El mapa genético del tiburón de Groenlandia ha sido finalmente desvelado, ofreciendo una ventana sin precedentes a los misterios de su longevidad extrema. Investigadores internacionales, comandados por Shigeharu Kinoshita de la Universidad de Tokio, han logrado secuenciar casi por completo su genoma, encontrando evidencias de mecanismos biológicos que podrían explicar por qué esta criatura puede vivir cerca de 400 años y mantenerse saludable durante siglos.
Este trabajo, publicado en la revista Proceedings of the National Academy of Sciences, revela que el tiburón de Groenlandia posee adaptaciones moleculares únicas entre los vertebrados. Estas adaptaciones no solo estarían detrás de su increíble longevidad, sino también de su notable resistencia a enfermedades degenerativas como el cáncer. Los hallazgos podrían tener implicaciones directas para la investigación biomédica en humanos, abriendo nuevas vías para combatir el envejecimiento.
Habitante de las gélidas aguas del Atlántico Norte, específicamente en zonas de Groenlandia, Canadá e Islandia, este escualo es reconocido como el vertebrado más longevo del planeta. Su crecimiento es extremadamente lento, de apenas un centímetro por año, y no alcanza la madurez sexual hasta los 150 años. Hasta ahora, la falta de datos genéticos detallados había sido un obstáculo para entender los secretos de su supervivencia.
El mapa genético más detallado
El equipo de Kinoshita consiguió descifrar el 96,7% del genoma de un ejemplar de tiburón de Groenlandia, lo que equivale a una asombrosa cantidad de 5.900 millones de pares de bases de ADN. Esta es la cartografía genética más completa y precisa jamás creada para esta especie.

Los científicos basaron su análisis en un único espécimen, lo que subraya la excepcionalidad de los datos obtenidos. Advierten que se necesitarán estudios adicionales con más ejemplares para confirmar estos hallazgos a nivel poblacional. No obstante, esta decodificación genética sienta las bases para desentrañar los mecanismos que permiten una vida tan extraordinariamente larga.
Los resortes genéticos de una larga vida
Entre los descubrimientos más relevantes está la presencia de sustituciones de aminoácidos en la proteína histona H1.0. Esta proteína juega un papel crucial en la organización de la cromatina y en la protección del material genético. En este tiburón, estas variaciones ayudarían a estabilizar la cromatina, previniendo el daño en el ADN que normalmente se acelera con la edad.
Los autores del estudio señalan que “nuestros análisis revelan posibles mecanismos que pueden permitir a esta especie superar los límites convencionales de longevidad”. Esta afirmación resalta la importancia de mantener la estabilidad genética para frenar el deterioro celular asociado al paso del tiempo.

Otro hallazgo clave es la inusual expansión del gen FTH1b en el pseudo-cromosoma 33, con 59 copias identificadas, una cantidad muy superior a la presente en otros tiburones y peces.
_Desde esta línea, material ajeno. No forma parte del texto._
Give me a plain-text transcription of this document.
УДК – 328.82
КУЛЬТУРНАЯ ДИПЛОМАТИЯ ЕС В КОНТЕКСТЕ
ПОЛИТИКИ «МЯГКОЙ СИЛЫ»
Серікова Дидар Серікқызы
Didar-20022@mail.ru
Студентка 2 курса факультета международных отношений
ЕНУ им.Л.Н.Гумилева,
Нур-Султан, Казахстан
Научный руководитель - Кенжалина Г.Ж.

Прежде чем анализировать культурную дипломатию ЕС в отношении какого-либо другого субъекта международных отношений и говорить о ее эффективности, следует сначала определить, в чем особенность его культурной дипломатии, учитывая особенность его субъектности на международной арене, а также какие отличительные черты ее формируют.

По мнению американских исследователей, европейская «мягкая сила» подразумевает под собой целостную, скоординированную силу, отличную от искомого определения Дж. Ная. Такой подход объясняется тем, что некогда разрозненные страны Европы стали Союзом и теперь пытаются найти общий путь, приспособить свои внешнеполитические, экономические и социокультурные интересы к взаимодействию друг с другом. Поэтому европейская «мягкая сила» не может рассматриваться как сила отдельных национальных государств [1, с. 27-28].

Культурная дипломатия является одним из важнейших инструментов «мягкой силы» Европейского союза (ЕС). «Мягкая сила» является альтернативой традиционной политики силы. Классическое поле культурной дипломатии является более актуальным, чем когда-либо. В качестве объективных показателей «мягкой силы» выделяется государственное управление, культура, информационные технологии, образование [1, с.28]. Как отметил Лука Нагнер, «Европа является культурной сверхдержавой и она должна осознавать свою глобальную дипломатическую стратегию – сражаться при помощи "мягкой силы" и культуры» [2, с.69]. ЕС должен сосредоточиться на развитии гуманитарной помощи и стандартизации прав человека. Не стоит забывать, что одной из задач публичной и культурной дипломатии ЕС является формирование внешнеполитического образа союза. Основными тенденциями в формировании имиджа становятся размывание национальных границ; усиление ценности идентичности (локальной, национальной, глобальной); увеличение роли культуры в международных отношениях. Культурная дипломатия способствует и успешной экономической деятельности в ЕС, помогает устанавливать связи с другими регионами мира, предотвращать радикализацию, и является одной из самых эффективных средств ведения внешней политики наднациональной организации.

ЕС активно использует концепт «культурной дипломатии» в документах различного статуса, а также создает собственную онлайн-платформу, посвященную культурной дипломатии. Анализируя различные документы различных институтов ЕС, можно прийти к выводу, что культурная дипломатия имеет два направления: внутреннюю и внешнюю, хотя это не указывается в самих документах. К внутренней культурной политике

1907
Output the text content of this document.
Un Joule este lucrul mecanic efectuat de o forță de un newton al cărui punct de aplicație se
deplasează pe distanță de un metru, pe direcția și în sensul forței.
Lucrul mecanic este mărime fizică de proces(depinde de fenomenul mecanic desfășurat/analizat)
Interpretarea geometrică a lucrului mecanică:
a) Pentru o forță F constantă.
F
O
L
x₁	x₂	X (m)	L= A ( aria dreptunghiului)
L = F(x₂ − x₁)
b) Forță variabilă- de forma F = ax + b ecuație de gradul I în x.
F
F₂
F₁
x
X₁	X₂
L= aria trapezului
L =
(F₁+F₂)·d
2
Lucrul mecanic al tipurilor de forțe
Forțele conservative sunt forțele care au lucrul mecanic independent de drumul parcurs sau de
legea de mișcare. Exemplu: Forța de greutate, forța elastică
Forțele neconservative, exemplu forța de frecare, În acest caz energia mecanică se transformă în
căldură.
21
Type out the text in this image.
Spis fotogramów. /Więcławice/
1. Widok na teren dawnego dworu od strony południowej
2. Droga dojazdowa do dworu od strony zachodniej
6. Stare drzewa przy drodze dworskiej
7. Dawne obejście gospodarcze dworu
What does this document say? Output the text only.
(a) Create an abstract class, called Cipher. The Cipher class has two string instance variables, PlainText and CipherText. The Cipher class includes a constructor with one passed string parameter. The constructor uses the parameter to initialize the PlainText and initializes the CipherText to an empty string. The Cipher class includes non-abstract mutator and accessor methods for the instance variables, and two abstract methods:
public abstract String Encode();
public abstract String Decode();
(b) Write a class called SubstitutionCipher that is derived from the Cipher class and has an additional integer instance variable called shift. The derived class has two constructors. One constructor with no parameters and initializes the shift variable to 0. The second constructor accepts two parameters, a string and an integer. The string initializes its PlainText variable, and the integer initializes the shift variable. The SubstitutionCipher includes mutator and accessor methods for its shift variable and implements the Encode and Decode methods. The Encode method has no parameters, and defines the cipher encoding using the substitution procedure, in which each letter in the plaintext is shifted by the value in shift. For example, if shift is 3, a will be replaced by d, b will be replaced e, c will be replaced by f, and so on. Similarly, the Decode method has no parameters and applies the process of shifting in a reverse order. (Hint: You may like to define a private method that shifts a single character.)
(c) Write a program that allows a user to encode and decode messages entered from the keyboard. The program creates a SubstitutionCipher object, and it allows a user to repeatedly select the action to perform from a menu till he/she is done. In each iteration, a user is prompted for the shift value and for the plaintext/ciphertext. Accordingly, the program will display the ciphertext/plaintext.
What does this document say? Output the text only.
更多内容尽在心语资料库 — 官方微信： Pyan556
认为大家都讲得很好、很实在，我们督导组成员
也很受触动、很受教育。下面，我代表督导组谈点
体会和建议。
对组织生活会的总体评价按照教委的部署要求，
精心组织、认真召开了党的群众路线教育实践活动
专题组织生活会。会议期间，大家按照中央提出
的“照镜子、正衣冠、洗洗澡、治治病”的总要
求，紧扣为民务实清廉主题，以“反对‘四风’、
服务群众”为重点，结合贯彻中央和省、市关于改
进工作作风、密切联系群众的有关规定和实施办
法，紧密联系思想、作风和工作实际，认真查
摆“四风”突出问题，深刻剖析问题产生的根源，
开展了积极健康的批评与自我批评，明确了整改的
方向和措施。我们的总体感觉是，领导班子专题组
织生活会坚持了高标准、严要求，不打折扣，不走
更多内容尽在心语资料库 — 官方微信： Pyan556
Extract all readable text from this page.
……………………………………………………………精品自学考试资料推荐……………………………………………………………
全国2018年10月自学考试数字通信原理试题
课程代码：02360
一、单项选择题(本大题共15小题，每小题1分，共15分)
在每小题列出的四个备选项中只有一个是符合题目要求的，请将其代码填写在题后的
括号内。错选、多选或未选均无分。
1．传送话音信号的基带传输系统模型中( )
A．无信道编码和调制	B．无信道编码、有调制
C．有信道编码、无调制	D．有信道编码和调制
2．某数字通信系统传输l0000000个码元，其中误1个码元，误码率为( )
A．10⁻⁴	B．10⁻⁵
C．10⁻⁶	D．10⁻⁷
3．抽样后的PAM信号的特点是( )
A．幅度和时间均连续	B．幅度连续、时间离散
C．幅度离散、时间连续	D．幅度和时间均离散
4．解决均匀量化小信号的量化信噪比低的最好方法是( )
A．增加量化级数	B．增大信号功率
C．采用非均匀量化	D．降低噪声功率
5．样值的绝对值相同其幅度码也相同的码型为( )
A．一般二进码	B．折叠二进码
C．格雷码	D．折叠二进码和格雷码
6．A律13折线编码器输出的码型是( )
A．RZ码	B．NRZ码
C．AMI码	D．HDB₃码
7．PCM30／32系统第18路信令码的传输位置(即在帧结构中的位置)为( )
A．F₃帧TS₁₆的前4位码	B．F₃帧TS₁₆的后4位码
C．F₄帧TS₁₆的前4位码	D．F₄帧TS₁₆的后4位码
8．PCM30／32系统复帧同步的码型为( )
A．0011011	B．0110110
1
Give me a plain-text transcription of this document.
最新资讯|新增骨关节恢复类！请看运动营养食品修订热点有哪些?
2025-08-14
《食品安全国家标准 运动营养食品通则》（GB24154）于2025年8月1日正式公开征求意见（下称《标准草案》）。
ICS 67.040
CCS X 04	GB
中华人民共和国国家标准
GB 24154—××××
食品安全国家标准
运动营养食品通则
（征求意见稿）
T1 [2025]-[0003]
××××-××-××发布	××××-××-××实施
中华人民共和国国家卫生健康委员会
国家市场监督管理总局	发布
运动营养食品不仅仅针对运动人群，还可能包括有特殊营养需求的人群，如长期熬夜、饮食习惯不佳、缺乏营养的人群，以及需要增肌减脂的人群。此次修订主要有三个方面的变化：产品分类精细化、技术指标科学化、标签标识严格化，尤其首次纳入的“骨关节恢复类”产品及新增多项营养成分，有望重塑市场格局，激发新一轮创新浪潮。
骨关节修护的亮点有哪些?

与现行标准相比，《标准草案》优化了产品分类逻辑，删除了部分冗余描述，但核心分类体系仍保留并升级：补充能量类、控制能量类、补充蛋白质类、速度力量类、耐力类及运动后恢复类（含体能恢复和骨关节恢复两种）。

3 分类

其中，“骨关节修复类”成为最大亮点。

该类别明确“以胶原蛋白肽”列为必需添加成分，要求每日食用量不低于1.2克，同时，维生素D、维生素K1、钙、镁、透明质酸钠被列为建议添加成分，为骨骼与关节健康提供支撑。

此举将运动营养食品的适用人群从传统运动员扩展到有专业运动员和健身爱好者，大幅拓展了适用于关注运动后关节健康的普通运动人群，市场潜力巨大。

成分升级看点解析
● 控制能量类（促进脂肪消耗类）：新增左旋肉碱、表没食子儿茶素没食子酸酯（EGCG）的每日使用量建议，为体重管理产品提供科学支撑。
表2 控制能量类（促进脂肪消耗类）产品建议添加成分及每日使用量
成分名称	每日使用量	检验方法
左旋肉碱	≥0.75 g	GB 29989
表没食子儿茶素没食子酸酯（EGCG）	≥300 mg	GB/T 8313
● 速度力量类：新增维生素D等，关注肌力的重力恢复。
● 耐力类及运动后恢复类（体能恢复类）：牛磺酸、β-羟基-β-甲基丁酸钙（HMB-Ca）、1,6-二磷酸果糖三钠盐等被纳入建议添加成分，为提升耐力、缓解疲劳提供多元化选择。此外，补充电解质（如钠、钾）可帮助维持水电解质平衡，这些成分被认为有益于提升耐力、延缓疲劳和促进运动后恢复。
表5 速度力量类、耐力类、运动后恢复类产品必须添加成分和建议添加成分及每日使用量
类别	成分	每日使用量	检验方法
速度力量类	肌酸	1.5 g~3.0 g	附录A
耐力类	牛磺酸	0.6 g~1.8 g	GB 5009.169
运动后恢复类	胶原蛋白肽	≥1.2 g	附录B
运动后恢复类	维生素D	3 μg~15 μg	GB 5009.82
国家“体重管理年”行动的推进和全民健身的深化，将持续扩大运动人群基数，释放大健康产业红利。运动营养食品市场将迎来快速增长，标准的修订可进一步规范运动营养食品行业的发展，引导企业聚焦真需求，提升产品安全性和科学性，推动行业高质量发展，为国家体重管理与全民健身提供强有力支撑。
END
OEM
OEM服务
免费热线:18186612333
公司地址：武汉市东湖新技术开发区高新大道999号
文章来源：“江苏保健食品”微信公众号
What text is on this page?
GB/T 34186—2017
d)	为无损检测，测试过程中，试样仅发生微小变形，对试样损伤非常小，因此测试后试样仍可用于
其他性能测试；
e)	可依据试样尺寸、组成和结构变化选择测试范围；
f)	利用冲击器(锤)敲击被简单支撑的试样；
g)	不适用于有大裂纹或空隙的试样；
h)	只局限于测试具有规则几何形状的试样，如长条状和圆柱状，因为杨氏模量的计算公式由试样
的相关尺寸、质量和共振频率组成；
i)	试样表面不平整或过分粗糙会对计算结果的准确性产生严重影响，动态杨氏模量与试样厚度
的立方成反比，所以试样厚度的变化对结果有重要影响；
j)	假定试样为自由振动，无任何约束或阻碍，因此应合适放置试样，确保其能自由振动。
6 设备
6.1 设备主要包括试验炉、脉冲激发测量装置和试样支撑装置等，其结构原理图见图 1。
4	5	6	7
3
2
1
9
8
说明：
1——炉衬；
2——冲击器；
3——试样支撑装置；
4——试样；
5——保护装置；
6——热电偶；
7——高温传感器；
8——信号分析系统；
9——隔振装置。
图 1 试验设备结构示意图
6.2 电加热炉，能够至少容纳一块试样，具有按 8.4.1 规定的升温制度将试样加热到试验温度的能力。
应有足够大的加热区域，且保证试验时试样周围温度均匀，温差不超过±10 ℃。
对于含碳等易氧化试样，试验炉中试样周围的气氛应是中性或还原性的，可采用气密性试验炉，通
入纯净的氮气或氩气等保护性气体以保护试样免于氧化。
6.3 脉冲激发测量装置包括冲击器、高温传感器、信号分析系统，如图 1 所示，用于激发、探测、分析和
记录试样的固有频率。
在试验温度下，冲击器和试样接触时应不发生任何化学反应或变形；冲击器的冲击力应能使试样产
Este grupo de genes regula el almacenamiento intracelular de hierro y está vinculado a la ferroptosis, un tipo de muerte celular programada que protege contra el estrés oxidativo.
Adicionalmente, los investigadores detectaron una ampliación de familias de genes relacionados con la función inmunológica, la resistencia al cáncer y la reparación del ADN. Estas características genéticas podrían explicar la notable capacidad del tiburón para mantener su salud a lo largo de los siglos, evitando enfermedades comunes en organismos longevos.
Implicaciones para la medicina humana
El conocimiento adquirido sobre el ADN del tiburón de Groenlandia abre la puerta a potenciales aplicaciones en la salud humana. Las estrategias genéticas identificadas podrían inspirar nuevas terapias para prolongar la vida y reforzar las defensas del organismo contra enfermedades asociadas al envejecimiento y el cáncer.

Aunque el estudio se fundamenta en el genoma de un solo individuo, los resultados proporcionan una base sólida para futuras investigaciones en biología evolutiva y desarrollo de tratamientos biomédicos. La disponibilidad de este recurso genético es un punto de partida crucial para comprender mejor los procesos de longevidad y envejecimiento, y para arrojar luz sobre la evolución de los peces cartilaginosos.